OK, I have pushed a rewritten pageLabel() function (in lib/PDF/Builder.pm) to GitHub. Please give it a try and see if it does what you need. The documentation has been updated, so be sure to read it. A new -style of nocounter has been added to suppress any incremented counter.

I have made some other changes in Builder.pm, working towards a 3.024 release, so I suggest that you get the new Builder.pm, and copy/paste just the pageLabel() routine (and POD) out of it into your existing 3.023's Builder.pm. Let me know how it turns out.

hisdeedsaredust commented 2 years ago

Almost tested as suggested – copying the whole of github head Builder.pm over my existing installation works just fine.

This works exactly as intended, thank you. From my earlier comment, the "it ought to be able to produce this":

 /PageLabels <<
 /Nums [
  0 << /St 1 >>
  2 << /P () /S /r /St 1 >>
 10 << /St 1 >>
 12 << /P () /S /D /St 1 >>
 42 << /St 1 >>
 44 << /P () /S /D /St 31 >>
140 << /St 1 >>
] >>

I can confirm that the page tree produced by 3.024 for my document is this:

/PageLabels <<
  /Nums [ 0 << /P () /St 1 >>
          2 << /P () /S /r /St 1 >>
         10 << /P () /St 1 >>
         12 << /P () /S /D /St 1 >>
         42 << /P () /St 1 >>
         44 << /P () /S /D /St 31 >>
        140 << /P () /St 1 >>
  ]
>>

which is functionally identical, when tested in Evince.

Thank you.

PhilterPaper commented 2 years ago

Are you explicitly specifying an empty -prefix string and -start 1? When I tested it, I wasn't getting the /P () and all the extra /St 1 entries.
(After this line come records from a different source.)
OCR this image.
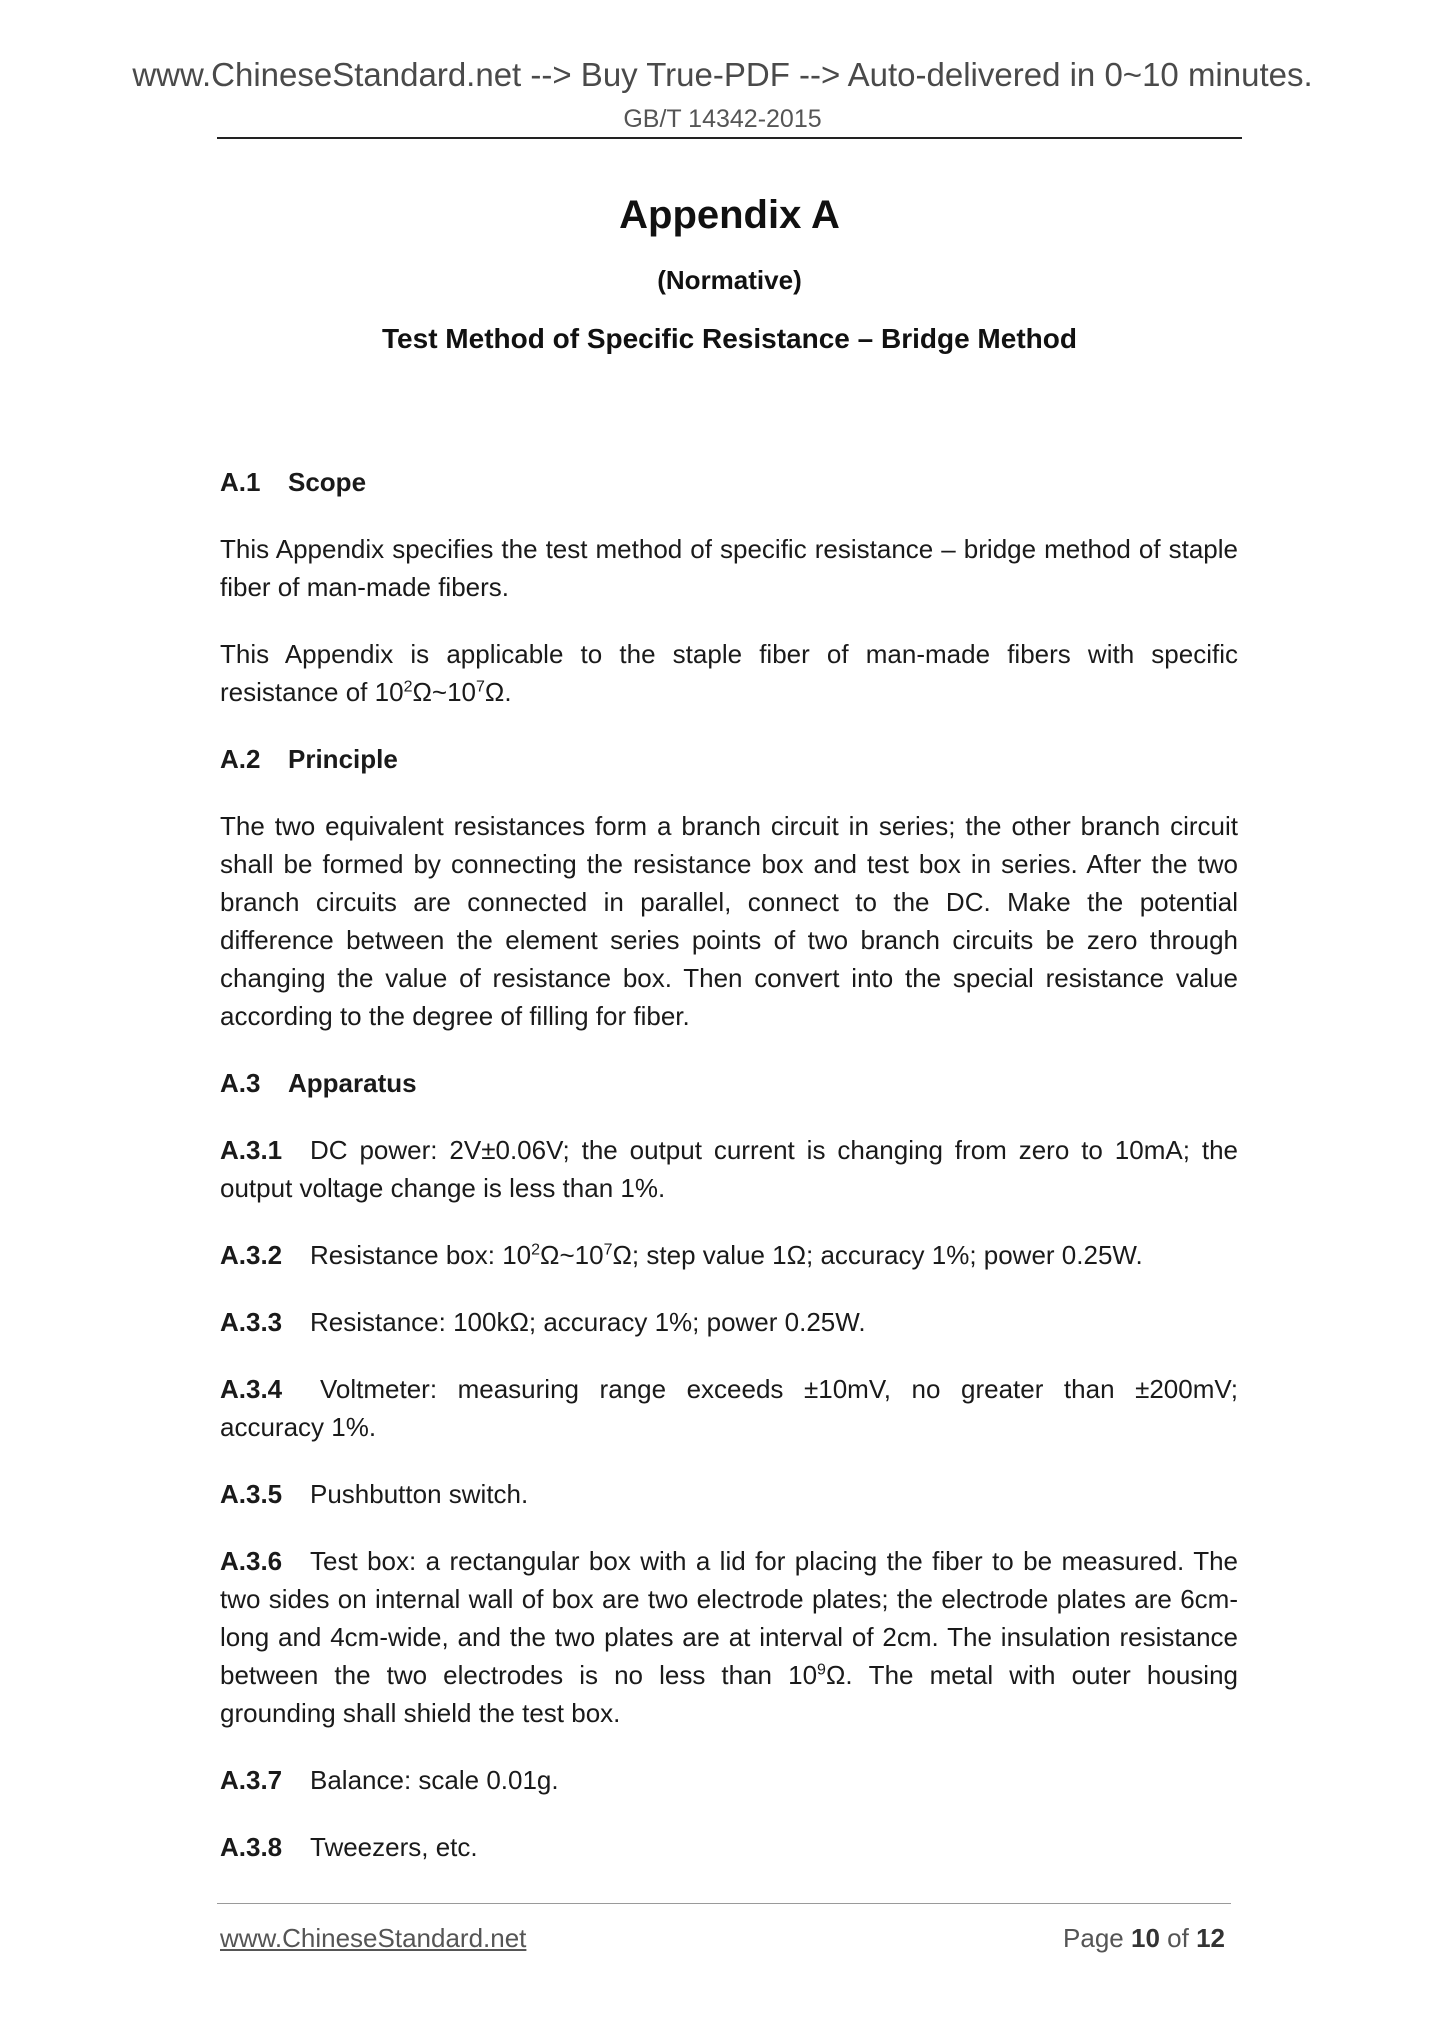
www.ChineseStandard.net --> Buy True-PDF --> Auto-delivered in 0~10 minutes.
GB/T 14342-2015
Appendix A
(Normative)
Test Method of Specific Resistance – Bridge Method
A.1 Scope
This Appendix specifies the test method of specific resistance – bridge method of staple fiber of man-made fibers.
This Appendix is applicable to the staple fiber of man-made fibers with specific resistance of $10^2\Omega\sim 10^7\Omega$.
A.2 Principle
The two equivalent resistances form a branch circuit in series; the other branch circuit shall be formed by connecting the resistance box and test box in series. After the two branch circuits are connected in parallel, connect to the DC. Make the potential difference between the element series points of two branch circuits be zero through changing the value of resistance box. Then convert into the special resistance value according to the degree of filling for fiber.
A.3 Apparatus
A.3.1 DC power: 2V±0.06V; the output current is changing from zero to 10mA; the output voltage change is less than 1%.
A.3.2 Resistance box: $10^2\Omega\sim 10^7\Omega$; step value 1Ω; accuracy 1%; power 0.25W.
A.3.3 Resistance: 100kΩ; accuracy 1%; power 0.25W.
A.3.4 Voltmeter: measuring range exceeds ±10mV, no greater than ±200mV; accuracy 1%.
A.3.5 Pushbutton switch.
A.3.6 Test box: a rectangular box with a lid for placing the fiber to be measured. The two sides on internal wall of box are two electrode plates; the electrode plates are 6cm-long and 4cm-wide, and the two plates are at interval of 2cm. The insulation resistance between the two electrodes is no less than $10^9\Omega$. The metal with outer housing grounding shall shield the test box.
A.3.7 Balance: scale 0.01g.
A.3.8 Tweezers, etc.
www.ChineseStandard.net	Page 10 of 12
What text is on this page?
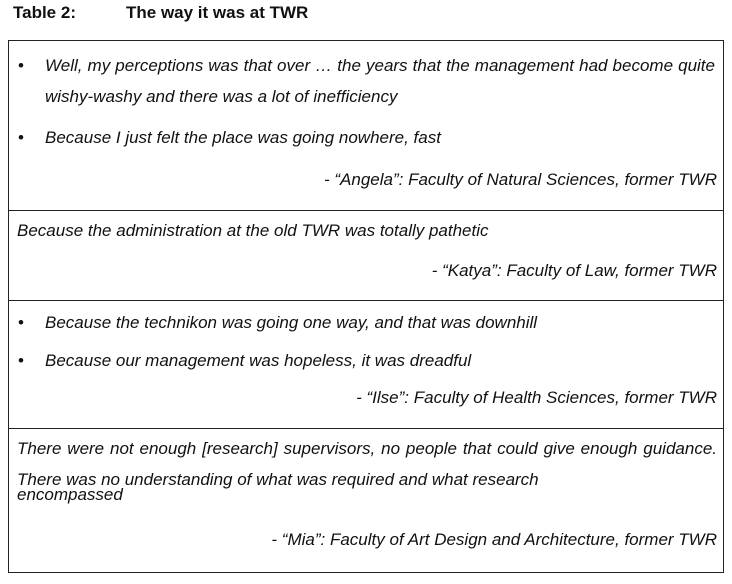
Table 2:	The way it was at TWR
• Well, my perceptions was that over … the years that the management had become quite wishy-washy and there was a lot of inefficiency
• Because I just felt the place was going nowhere, fast
- “Angela”: Faculty of Natural Sciences, former TWR
Because the administration at the old TWR was totally pathetic
- “Katya”: Faculty of Law, former TWR
• Because the technikon was going one way, and that was downhill
• Because our management was hopeless, it was dreadful
- “Ilse”: Faculty of Health Sciences, former TWR
There were not enough [research] supervisors, no people that could give enough guidance. There was no understanding of what was required and what research
encompassed
- “Mia”: Faculty of Art Design and Architecture, former TWR
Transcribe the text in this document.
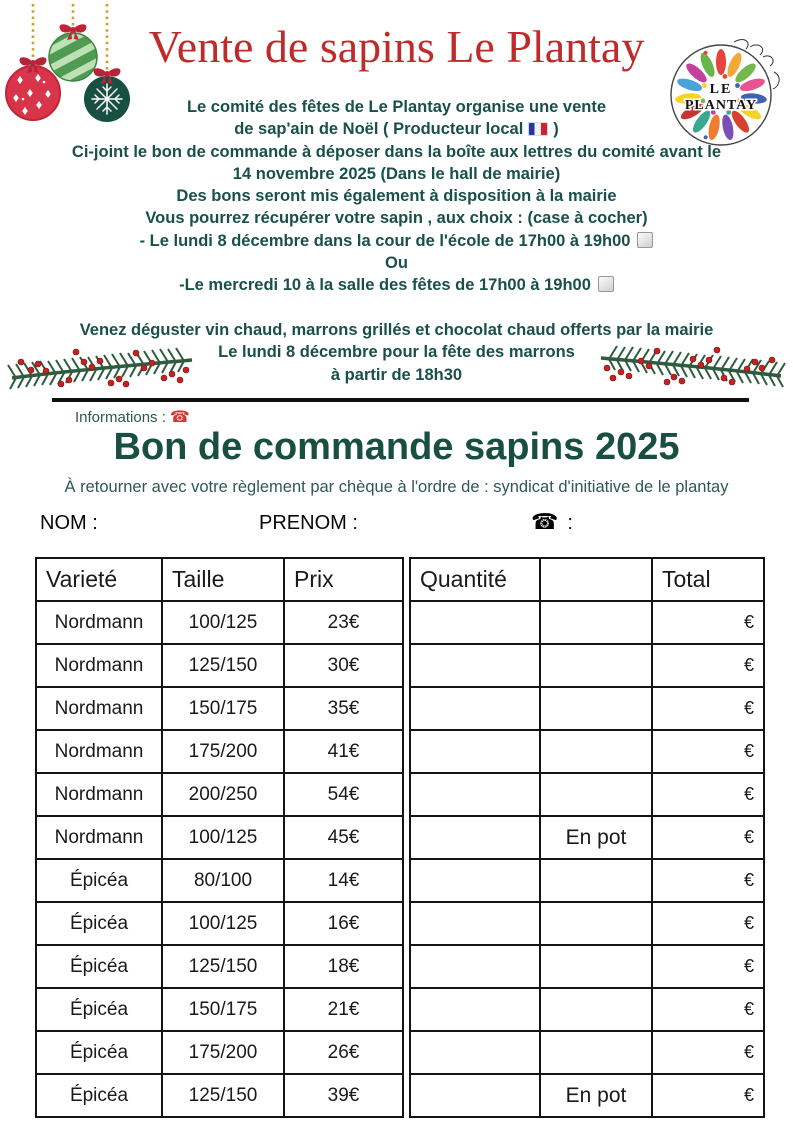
LE
PLANTAY
Vente de sapins Le Plantay
Le comité des fêtes de Le Plantay organise une vente
de sap'ain de Noël ( Producteur local )
Ci-joint le bon de commande à déposer dans la boîte aux lettres du comité avant le
14 novembre 2025 (Dans le hall de mairie)
Des bons seront mis également à disposition à la mairie
Vous pourrez récupérer votre sapin , aux choix : (case à cocher)
- Le lundi 8 décembre dans la cour de l'école de 17h00 à 19h00
Ou
-Le mercredi 10 à la salle des fêtes de 17h00 à 19h00
Venez déguster vin chaud, marrons grillés et chocolat chaud offerts par la mairie
Le lundi 8 décembre pour la fête des marrons
à partir de 18h30
Informations : ☎
Bon de commande sapins 2025
À retourner avec votre règlement par chèque à l'ordre de : syndicat d'initiative de le plantay
NOM :	PRENOM :	☎ :
Varieté	Taille	Prix
Nordmann	100/125	23€
Nordmann	125/150	30€
Nordmann	150/175	35€
Nordmann	175/200	41€
Nordmann	200/250	54€
Nordmann	100/125	45€
Épicéa	80/100	14€
Épicéa	100/125	16€
Épicéa	125/150	18€
Épicéa	150/175	21€
Épicéa	175/200	26€
Épicéa	125/150	39€
Quantité		Total
		€
		€
		€
		€
		€
	En pot	€
		€
		€
		€
		€
		€
	En pot	€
Not that they do any harm, but I'm curious.

$pdf->pageLabel(0, { -style => 'nocounter' });     # 1-2 blank      0 << >>
$pdf->pageLabel(2, { -style => 'roman' });         # 3-10  i-viii   2 << /S /r >>
$pdf->pageLabel(10, { -style => 'nocounter' });    # 11-12 blank    10 << >>
$pdf->pageLabel(12, { });                          # 13-42 1-30     12 << /S /D >>
$pdf->pageLabel(42, { -style => 'nocounter' });    # 43-44 blank    42 << >>
$pdf->pageLabel(44, { -start => 31 });             # 45-140 31-126  44 << /S /D /St 31 >>
$pdf->pageLabel(140, { -style => 'nocounter' });   # 141+ blank     140 << >>
hisdeedsaredust commented 2 years ago

Yes, my script always calls pageLabel() with -prefix,-start and -style, with a comment above that says

# Don't think it makes any sense to minimise items in this dictionary to changed only

:-)

(I see that the current state of the my script doesn't match the minimised example I provided in the opening comment.)

PhilterPaper commented 2 years ago

OK then, everything seems to be accounted for. This change will be in the next (3.024) release, which I hope to have out by the end of December. Closing this ticket.